L'exécutif français songe à relever les taxes sur l'électricité, dépassant les prévisions de l'ancien gouvernement. Agnès Pannier-Runacher, ministre de la Transition écologique et de l'Énergie, insiste sur sa vigilance vis-à-vis de cette situation.
Une austérité financière qui pèse sur le pouvoir d'achat
Confronté à une dette croissante, le gouvernement cherche à faire des économies, une situation qui pourrait peser lourdement sur le pouvoir d'achat des Français. Comme l'indique Le Parisien, l'État envisage d'augmenter la Taxe intérieure de consommation finale sur l'électricité (TICFE).
Avant les événements géopolitiques récents et l'indisponibilité de plusieurs réacteurs nucléaires, cette taxe était fixée à 32,44 euros par mégawattheure (euros/MWh). Bien que le bouclier énergétique ait permis de la diminuer à 0,5 euro/MWh, elle a progressivement été relevée pour atteindre aujourd'hui 22,5 euros/MWh.

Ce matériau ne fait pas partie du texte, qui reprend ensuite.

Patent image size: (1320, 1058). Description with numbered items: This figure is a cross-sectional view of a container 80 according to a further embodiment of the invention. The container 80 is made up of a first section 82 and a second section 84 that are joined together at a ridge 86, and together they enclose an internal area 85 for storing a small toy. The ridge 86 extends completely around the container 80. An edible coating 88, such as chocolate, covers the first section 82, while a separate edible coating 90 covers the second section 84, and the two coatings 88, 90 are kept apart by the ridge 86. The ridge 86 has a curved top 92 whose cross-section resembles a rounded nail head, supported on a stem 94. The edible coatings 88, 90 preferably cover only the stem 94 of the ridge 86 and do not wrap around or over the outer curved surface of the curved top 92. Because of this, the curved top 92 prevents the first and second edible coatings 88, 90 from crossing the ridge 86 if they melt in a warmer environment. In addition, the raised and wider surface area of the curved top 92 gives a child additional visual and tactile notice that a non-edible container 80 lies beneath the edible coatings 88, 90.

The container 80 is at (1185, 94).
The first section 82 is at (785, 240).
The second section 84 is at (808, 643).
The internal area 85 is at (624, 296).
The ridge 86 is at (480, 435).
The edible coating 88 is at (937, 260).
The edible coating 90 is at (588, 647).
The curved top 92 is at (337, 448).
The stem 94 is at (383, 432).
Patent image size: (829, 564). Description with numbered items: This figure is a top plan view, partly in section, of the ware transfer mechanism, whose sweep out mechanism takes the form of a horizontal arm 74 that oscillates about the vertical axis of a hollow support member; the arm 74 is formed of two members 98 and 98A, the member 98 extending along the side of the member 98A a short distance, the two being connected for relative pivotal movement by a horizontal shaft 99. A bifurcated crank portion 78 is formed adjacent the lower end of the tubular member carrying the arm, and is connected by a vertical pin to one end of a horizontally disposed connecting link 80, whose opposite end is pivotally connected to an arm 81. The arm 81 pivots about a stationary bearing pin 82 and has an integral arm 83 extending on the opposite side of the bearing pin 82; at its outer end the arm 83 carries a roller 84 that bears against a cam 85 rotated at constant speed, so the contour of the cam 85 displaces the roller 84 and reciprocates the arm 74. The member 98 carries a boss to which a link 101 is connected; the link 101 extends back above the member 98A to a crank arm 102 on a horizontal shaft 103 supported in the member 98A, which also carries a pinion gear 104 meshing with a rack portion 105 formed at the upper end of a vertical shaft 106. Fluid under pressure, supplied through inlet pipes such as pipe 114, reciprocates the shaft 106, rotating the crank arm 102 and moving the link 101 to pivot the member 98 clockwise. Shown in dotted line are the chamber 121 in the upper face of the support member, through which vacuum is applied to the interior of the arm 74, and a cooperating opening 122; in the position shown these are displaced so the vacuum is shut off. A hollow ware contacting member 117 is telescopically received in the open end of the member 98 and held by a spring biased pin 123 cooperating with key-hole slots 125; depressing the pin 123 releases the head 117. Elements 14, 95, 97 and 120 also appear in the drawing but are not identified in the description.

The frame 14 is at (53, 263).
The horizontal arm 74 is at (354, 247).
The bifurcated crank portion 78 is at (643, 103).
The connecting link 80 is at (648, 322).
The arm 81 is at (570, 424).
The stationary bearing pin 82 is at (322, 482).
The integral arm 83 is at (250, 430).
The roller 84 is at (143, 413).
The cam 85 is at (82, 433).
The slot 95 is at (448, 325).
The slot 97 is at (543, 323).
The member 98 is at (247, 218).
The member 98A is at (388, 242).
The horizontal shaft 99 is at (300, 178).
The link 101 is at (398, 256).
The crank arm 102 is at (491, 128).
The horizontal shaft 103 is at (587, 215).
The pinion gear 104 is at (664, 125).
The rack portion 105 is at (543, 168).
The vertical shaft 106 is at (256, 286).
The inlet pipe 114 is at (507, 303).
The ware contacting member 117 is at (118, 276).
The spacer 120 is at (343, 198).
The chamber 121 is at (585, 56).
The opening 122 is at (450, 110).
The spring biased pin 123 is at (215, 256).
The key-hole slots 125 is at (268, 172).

Vers un réajustement historique des taxes
Le gouvernement précédent, sous l'impulsion de Gabriel Attal, avait déjà prévu de rétablir la TICFE à son niveau d'origine. Pour les ménages bénéficiant des tarifs réglementés, cela pourrait ne pas avoir d'impact démesuré, car les prix de l'électricité ont baissé parallèlement. Selon les prévisions, environ 18 millions de ménages pourraient observer une diminution de leurs factures de 10 % malgré la hausse de la TICFE. Toutefois, ceux sous des offres de marché pourraient ressentir une augmentation de leurs coûts.
Si la hausse dépasse 32,44 euros/MWh, l'État pourrait bénéficier de 3 milliards d'euros supplémentaires, selon Sylvain Le Falher, cofondateur du comparateur Hello Watt. En maintenant la TICFE à 37 euros/MWh, cela représenterait même un bénéfice potentiel additionnel d'1,5 milliard d'euros.
Une vigilance nécessaire pour protéger les ménages
Agnès Pannier-Runacher a rassuré la population, affirmant qu'aucune décision n'était encore arrêtée. "Le Parlement aura le dernier mot sur le budget", a-t-elle précisé lors d'une interview sur France 3. Elle s'est engagée à rester attentive aux conséquences d'une telle hausse, soulignant qu'un retour au niveau de taxation d'avant crise devait se faire progressivement pour ne pas trop peser sur les classes moyennes et les ménages modestes.
Les discussions budgétaires pour 2025 sont programmées pour la semaine prochaine, un moment clé pour le futur des factures d'électricité des Français.